I have been trying to understand what is going on in the pit of my stomach.
I have a few ideas:
For real. The more I am in the house I realize I have a tendency to find everything.wrong.with.everything.
I become a perfectionist about cleaning.
I want to start a million crafts.
I wish I worked out more.
I want to read this book and that blog and…
Ah! My mind is going crazy just thinking about it. I’m so thankful God gave me an optimistic husband to balance out my pessimism 🙂
I’m joyful because of the lesson learned in this.
“Wherever you are, be all there.” – Jim Elliot
I was reminded of this quote as I was standing at the chiropractor with head weights on my head. (Picture that one!) The personal trainer said, “Close your eyes. Relax. This is five minutes of your day where you aren’t going anywhere or doing anything.” I took the challenge. But, before I knew it, I kept opening my eyes to look at the time counting down. 4:30. I have a lot to do today. 4. I wonder how the kids are. 3:45. And so on. Then, I began to challenge myself not to open my eyes! 2. Still two minutes? Relaxation was nowhere to be found.
Then, it hit me. I have trouble being all there. Soaking up the moment. Being present.

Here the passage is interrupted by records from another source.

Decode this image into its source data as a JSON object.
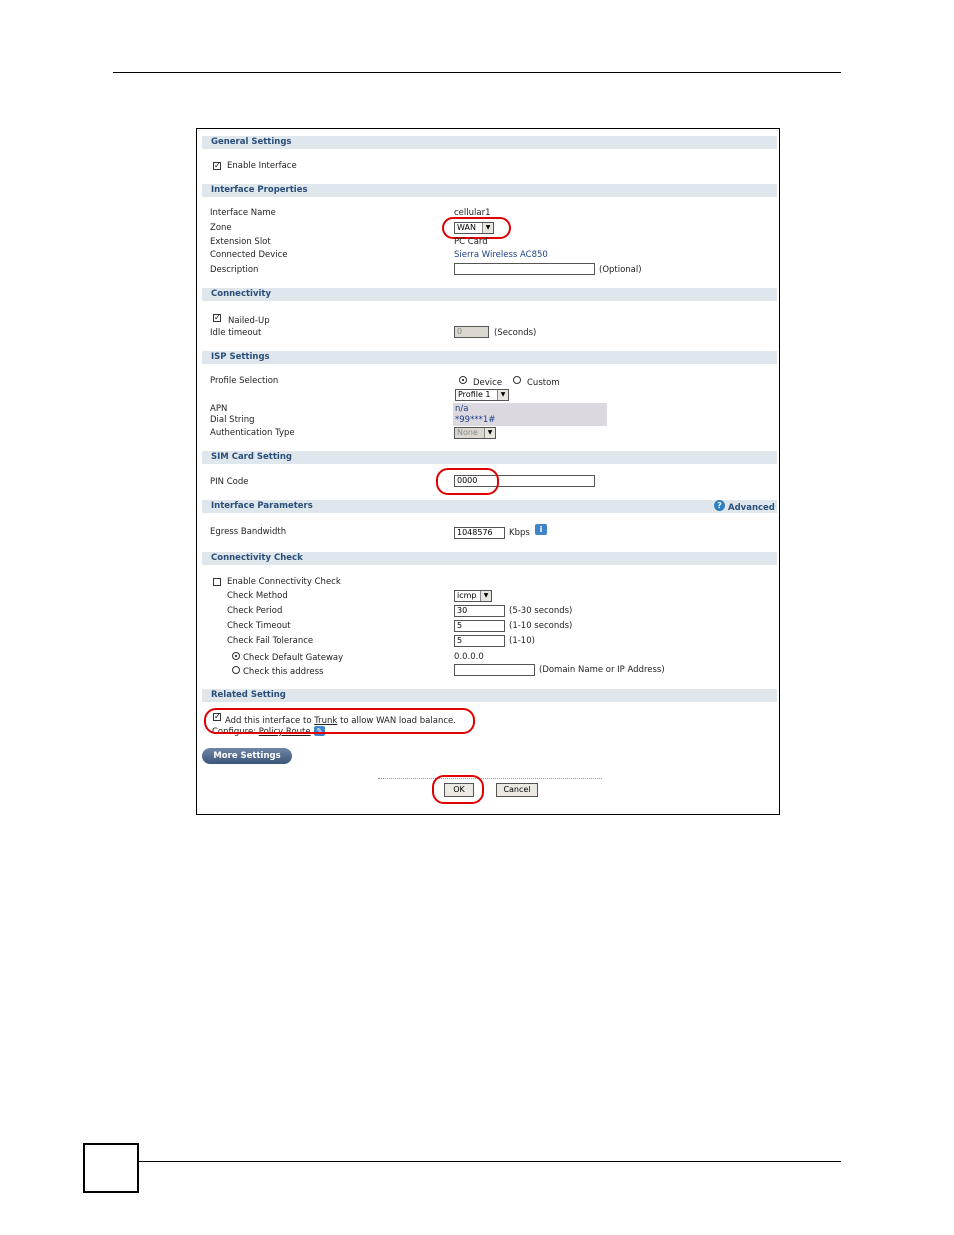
{
  "sections": {
    "general": "General Settings",
    "interface_properties": "Interface Properties",
    "connectivity": "Connectivity",
    "isp": "ISP Settings",
    "sim": "SIM Card Setting",
    "params": "Interface Parameters",
    "conn_check": "Connectivity Check",
    "related": "Related Setting"
  },
  "general": {
    "enable_interface": "Enable Interface",
    "enable_checked": true
  },
  "props": {
    "name_label": "Interface Name",
    "name_value": "cellular1",
    "zone_label": "Zone",
    "zone_value": "WAN",
    "slot_label": "Extension Slot",
    "slot_value": "PC Card",
    "device_label": "Connected Device",
    "device_value": "Sierra Wireless AC850",
    "desc_label": "Description",
    "desc_value": "",
    "desc_hint": "(Optional)"
  },
  "connectivity": {
    "nailed_up": "Nailed-Up",
    "nailed_checked": true,
    "idle_label": "Idle timeout",
    "idle_value": "0",
    "idle_unit": "(Seconds)"
  },
  "isp": {
    "profile_label": "Profile Selection",
    "device_option": "Device",
    "custom_option": "Custom",
    "selected": "Device",
    "profile_value": "Profile 1",
    "apn_label": "APN",
    "apn_value": "n/a",
    "dial_label": "Dial String",
    "dial_value": "*99***1#",
    "auth_label": "Authentication Type",
    "auth_value": "None"
  },
  "sim": {
    "pin_label": "PIN Code",
    "pin_value": "0000"
  },
  "params": {
    "advanced_label": "Advanced",
    "egress_label": "Egress Bandwidth",
    "egress_value": "1048576",
    "egress_unit": "Kbps"
  },
  "conn_check": {
    "enable_label": "Enable Connectivity Check",
    "enable_checked": false,
    "method_label": "Check Method",
    "method_value": "icmp",
    "period_label": "Check Period",
    "period_value": "30",
    "period_hint": "(5-30 seconds)",
    "timeout_label": "Check Timeout",
    "timeout_value": "5",
    "timeout_hint": "(1-10 seconds)",
    "fail_label": "Check Fail Tolerance",
    "fail_value": "5",
    "fail_hint": "(1-10)",
    "default_gw_label": "Check Default Gateway",
    "default_gw_value": "0.0.0.0",
    "this_addr_label": "Check this address",
    "this_addr_value": "",
    "this_addr_hint": "(Domain Name or IP Address)"
  },
  "related": {
    "trunk_pre": "Add this interface to",
    "trunk_link": "Trunk",
    "trunk_post": "to allow WAN load balance.",
    "trunk_checked": true,
    "configure_label": "Configure:",
    "policy_route_link": "Policy Route"
  },
  "buttons": {
    "more": "More Settings",
    "ok": "OK",
    "cancel": "Cancel"
  },
  "colors": {
    "section_bg": "#dfe6ec",
    "section_text": "#2a4f7a",
    "highlight": "#e00000"
  }
}
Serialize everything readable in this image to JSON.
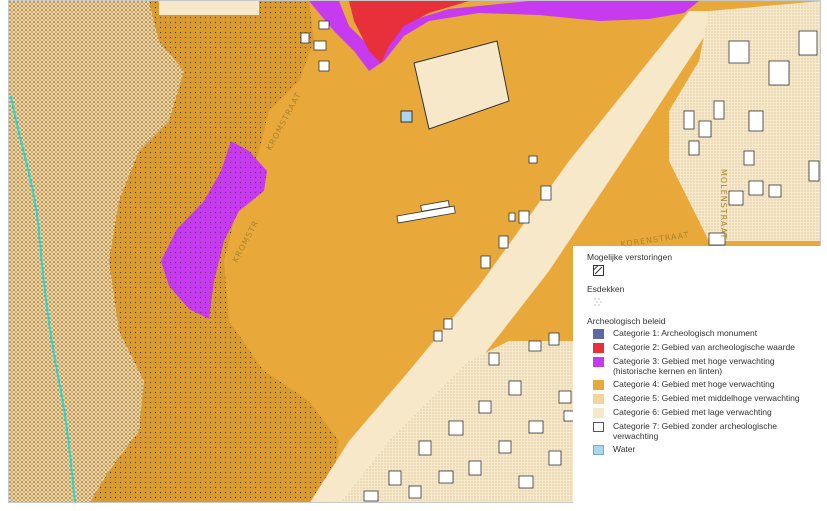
{
  "map": {
    "streets": [
      "KROMSTRAAT",
      "KROMSTR",
      "KORENSTRAAT",
      "MOLENSTRAAT"
    ],
    "colors": {
      "cat2": "#e8303a",
      "cat3": "#c63bf0",
      "cat4": "#e8a93a",
      "cat5": "#f3d49a",
      "cat6": "#f6e8c8",
      "water": "#2ad7d0",
      "cat7": "#ffffff"
    }
  },
  "legend": {
    "section_disturbances": "Mogelijke verstoringen",
    "section_esdekken": "Esdekken",
    "section_policy": "Archeologisch beleid",
    "items": [
      {
        "label": "Categorie 1: Archeologisch monument",
        "color": "#5b6aa3",
        "icon": "swatch-cat1"
      },
      {
        "label": "Categorie 2: Gebied van archeologische waarde",
        "color": "#e8303a",
        "icon": "swatch-cat2"
      },
      {
        "label": "Categorie 3: Gebied met hoge verwachting (historische kernen en linten)",
        "color": "#c63bf0",
        "icon": "swatch-cat3"
      },
      {
        "label": "Categorie 4: Gebied met hoge verwachting",
        "color": "#e8a93a",
        "icon": "swatch-cat4"
      },
      {
        "label": "Categorie 5: Gebied met middelhoge verwachting",
        "color": "#f3d49a",
        "icon": "swatch-cat5"
      },
      {
        "label": "Categorie 6: Gebied met lage verwachting",
        "color": "#f6e8c8",
        "icon": "swatch-cat6"
      },
      {
        "label": "Categorie 7: Gebied zonder archeologische verwachting",
        "color": "#ffffff",
        "icon": "swatch-cat7"
      },
      {
        "label": "Water",
        "color": "#a8d8f0",
        "icon": "swatch-water"
      }
    ]
  }
}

I have a hard time not worrying about the next thing I need to get done while playing with my children, or doing dishes while we are eating dinner, or wondering what book I can read after bedtime is accomplished.
So, I am challenging myself. I want to learn to be all there. To pour myself out for my children. To surrender my check lists. To really listen.
I know that this will indeed be a challenge, but I am excited to learn.
Joy in lessons. Joy in being all there.